The challenges facing the West Asia and North Africa region are dynamic, multi-faceted, and well publicised. Lack of entrepreneurial opportunity, competition over scarce resources, sectarianism, and a growing number of uprooted persons combine to shape a region in which the disadvantaged are victimised, and extreme thinking has become part of our everyday.
Tackling these challenges requires an in-depth understanding of the region’s carrying capacity and a pro-active strengthening of its resilience; the capacity of individuals, organisations and states to foresee, endure and evolve in response to challenges and shocks, be they exogenous or internal.
Building resilience requires a new and inter-disciplinary ap¬proach to development; one that evaluates stresses on our carrying capacity through a range of developmental parameters, including economic empowerment, natural resources management, social justice and good governance.
First, we must instil, across national borders, a united belief in what our region can and should be, and a shared determination to make these hopes a reality for all. This concept of a pan-Arab identity is not new; it took root over 100 years ago. At a time when Europe’s own factionalism was at its height, our forefathers in West Asia–North Africa were attempting to build a regional community of Arabs. Born in the late nineteenth century, the Arab Renaissance was a home-grown intellectual awakening; a call for Arab unity and autonomy in the final days of the Ottoman Empire. At the end of World War I, our ancestors dreamt of an Arab nation without borders, self-determined and recognised by the international community. Instead, we were thrown by allied powers into decades of divisive sectarianism and destructive rivalry, confined by borders that failed to match the economic, ethnic and environmental realities on the ground.
It is the absence of a united identity that forces us to view the people who inhabit our region in terms of individual ethnic identities as opposed to what they really are — Arabs. In 1992, the population of Jordan was 2.5 million. Today we are 11 million. Instead of uniting for economic development, innovation and social cohesion, we insist on dividing ourselves into sub-groups — the Syrian and Iraqi refugees, the displaced Palestinians of decades past, ethnic Jordanians of different tribes and so on. Are we not all Arabs? If you can be a European, a German and a Bavarian, why can’t you be an Arab, a Syrian and an Aleppan? Or an Arab, an Iraqi and an Anbari for that matter?

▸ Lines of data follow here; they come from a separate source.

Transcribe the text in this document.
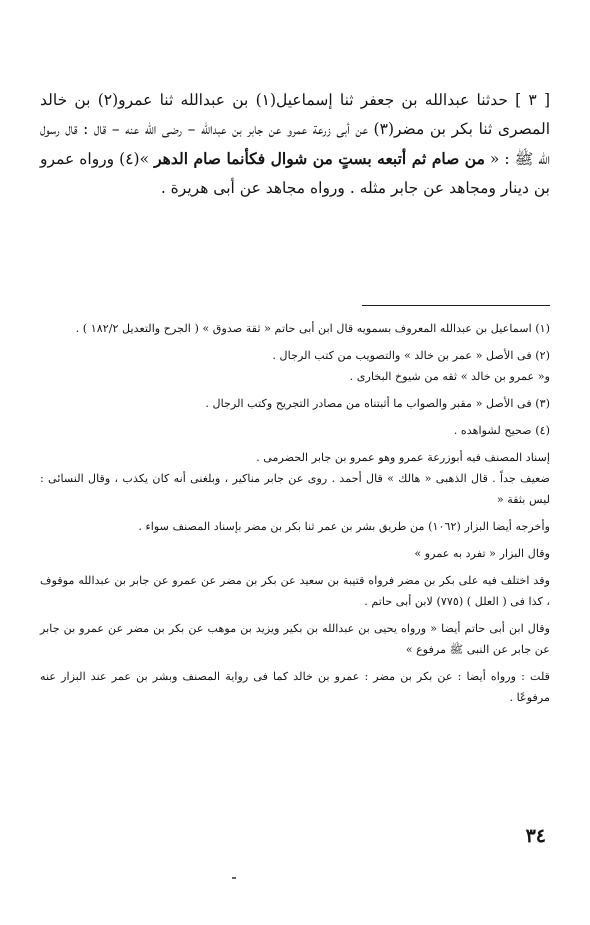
[ ٣ ] حدثنا عبدالله بن جعفر ثنا إسماعيل(١) بن عبدالله ثنا عمرو(٢) بن خالد المصرى ثنا بكر بن مضر(٣) عن أبى زرعة عمرو عن جابر بن عبدالله – رضى الله عنه – قال : قال رسول الله ﷺ : « من صام ثم أتبعه بستٍ من شوال فكأنما صام الدهر »(٤) ورواه عمرو بن دينار ومجاهد عن جابر مثله . ورواه مجاهد عن أبى هريرة .

(١) اسماعيل بن عبدالله المعروف بسمويه قال ابن أبى حاتم « ثقة صدوق » ( الجرح والتعديل ١٨٢/٢ ) .

(٢) فى الأصل « عمر بن خالد » والتصويب من كتب الرجال .

و« عمرو بن خالد » ثقه من شيوخ البخارى .

(٣) فى الأصل « مقبر والصواب ما أثبتناه من مصادر التجريح وكتب الرجال .

(٤) صحيح لشواهده .

إسناد المصنف فيه أبوزرعة عمرو وهو عمرو بن جابر الحضرمى .

ضعيف جداً . قال الذهبى « هالك » قال أحمد . روى عن جابر مناكير ، وبلغنى أنه كان يكذب ، وقال النسائى : ليس بثقة «

وأخرجه أيضا البزار (١٠٦٢) من طريق بشر بن عمر ثنا بكر بن مضر بإسناد المصنف سواء .

وقال البزار « تفرد به عمرو »

وقد اختلف فيه على بكر بن مضر فرواه قتيبة بن سعيد عن بكر بن مضر عن عمرو عن جابر بن عبدالله موقوف ، كذا فى ( العلل ) (٧٧٥) لابن أبى حاتم .

وقال ابن أبى حاتم أيضا « ورواه يحيى بن عبدالله بن بكير ويزيد بن موهب عن بكر بن مضر عن عمرو بن جابر عن جابر عن النبى ﷺ مرفوع »

قلت : ورواه أيضا : عن بكر بن مضر : عمرو بن خالد كما فى رواية المصنف وبشر بن عمر عند البزار عنه مرفوعًا .

٣٤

Second, we need to transition from short-term politicking to long-term policy-making. Not only is there an economic imperative, we need decisions that are made for the benefit of future generations in order to safeguard our fragile natural resource base. If we do not, the next war we see, or the next refugee crisis we witness, may well be driven by water and food insecurity. Popular apathy and existential crisis means that our decision-makers must lead this process. The UN ‘World We Want’ survey ranked the key concerns of 50,426 Jordanians. Of the 16 priority areas outlined, access to clean water and sanitation ranked only eighth, whereas protecting forests and rivers, and taking action against climate change ranked last. Perhaps this would be different were the facts more widely broadcast. The World Health Organisation estimates that a person needs 1,000 cubic meters of water every year — eleven of the nineteen countries in the West Asia-North Africa region have less than 10% of this amount. In Yemen, water scarcity has been put forward the reason behind as much as 70 per cent of the country’s internal conflict.
Third, we must build a sustainable and diverse economy that works for everybody and that protects both sectors and individuals from shocks. At the WANA Institute we are developing an agenda for a Regional Bank for Reconstruction and Development that could spearhead economic transition and become the driving force of fresh ideas and innovation. Within such a Bank, a centralised Zakat fund could redistribute alms to assist in immediate humanitarian relief and long-term development. Distributing private alms through a transparent, accountable organisation can help tackle poverty traps and dependency cycles in an organised and strategic manner.
The key to unlocking our potential is restoring trust between communities and governments, between our nations, and between the region and the rest of the world. Yet a perennial question remains. Our region has endured at least one major war every decade since 1940, and, after seven wars in six years — can a region involved in seemingly endless conflict come together to solve its challenges? Our carrying capacity is already stretched, and with the population of the region predicted to grow by 17.3 percent over the next ten years, this capacity will be stretched further. Our continued inability to create a regional system of cooperation and security should be considered one of the key destabilising forces in the region.
Peace is not merely the cessation of war; it is a process to be built between people who work towards a shared goal. It is our responsibility to break out of our self-inflicted paralysis, to find the courage and the political will to create a climate for a regional cooperation and security system grounded in evidence-based strategic planning, human solidarity and a pluralist human dignity. These are not nice-to-have options – these are must-have options.
It is time for a new era of Arab intellectualism to spearhead a flourishing of civilisation and to lay the paths to the future: a new Arab Renaissance, inclusionist of its core principles of social cohesion and regional cooperation. This will require an honest reappraisal of the reasons for our previous failures from the pre-colonial era to the present. Only then, and with a clear and shared vision for success and a commitment to upholding human dignity and social justice can we come together to build a resilient, safe and sustainable West Asia and North Africa for generations to come.